One day, as my father came in and was washing his hands at the scullery sink, Joe stood up, swept his hat on and off in the usual way, and said in front of us all, ‘But for all that, missis, for all that, I never told them your story. Family secrets are family secrets. Sure they might have come down here and told himself out there.’ The noise of the water running in the scullery stopped. My mother put a finger to her lips.
‘Now, Joe,’ she sai
d.
‘On my oath, missis. The crown jewels are safe with me. No point in telling a secret, is there? What good’s a secret if too many people know it?’
My father came in, rubbing his arms and hands on a towel, an inquiring look on his face. Joe fled, almost bowing as he backed down the hall.
‘What was he talking about?’ my father asked.
My mother dismissed it. Joe, raving as ever. His head was scrambled worse every time he came out of the asylum. Perhaps it was the way she put her head down as she answered my father, perhaps it was just the accumulation of all that Joe had said – but I suddenly knew.
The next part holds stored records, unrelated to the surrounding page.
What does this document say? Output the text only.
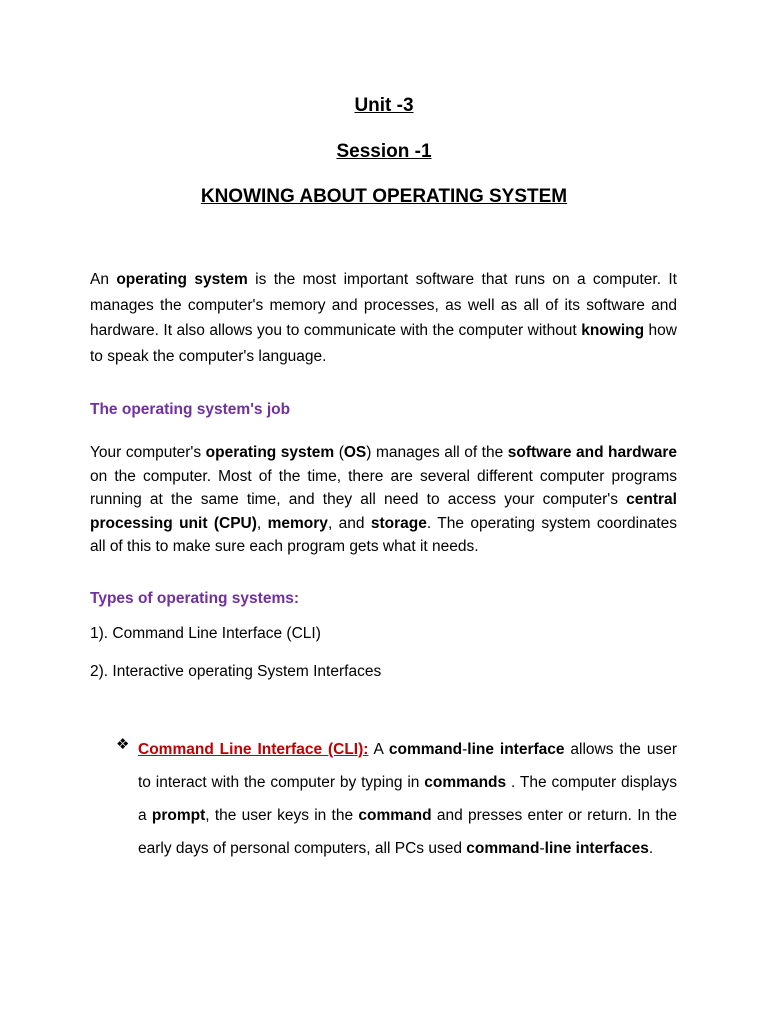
Unit -3
Session -1
KNOWING ABOUT OPERATING SYSTEM
An operating system is the most important software that runs on a computer. It manages the computer's memory and processes, as well as all of its software and hardware. It also allows you to communicate with the computer without knowing how to speak the computer's language.
The operating system's job
Your computer's operating system (OS) manages all of the software and hardware on the computer. Most of the time, there are several different computer programs running at the same time, and they all need to access your computer's central processing unit (CPU), memory, and storage. The operating system coordinates all of this to make sure each program gets what it needs.
Types of operating systems:
1). Command Line Interface (CLI)
2). Interactive operating System Interfaces
❖ Command Line Interface (CLI): A command-line interface allows the user to interact with the computer by typing in commands . The computer displays a prompt, the user keys in the command and presses enter or return. In the early days of personal computers, all PCs used command-line interfaces.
Ah, God. Now I knew. All of it, the final melancholy. Your last secret was with Joe, Mother. In Crazy Joe’s loose keeping, locked and unlocked in the asylum at Gransha.
MOTHER
November 1958
My mother, as if she knew what Crazy Joe had made known to me, became hostile. She kept up a low-intensity warfare. No, Gerard would bring in the coal. No, Eamon would go to the butcher’s. No, Deirdre would make her a cup of tea. No, she didn’t think I should go to the pictures and anyway she didn’t have the threepence I needed. Above all, no, I wasn’t to go over to Katie’s to get messages for her; one of the others would do that. Katie had told her Liam was quicker at it anyway. I’d be better occupied if I did some school work, I’d been slacking a lot lately. I’d the Junior Certificate examination this year, and she expected distinctions in every subject. Ten distinctions? Irish, English, History, French, Greek, Latin, Geography, Geometry, Mathematics, Art. She counted them off on her fingers. And then there was the All-Ireland Religious Knowledge examination after that. Liturgy, Doctrine, Bible. I had to do well in that too. She kept her face very severe as she ticked all these off.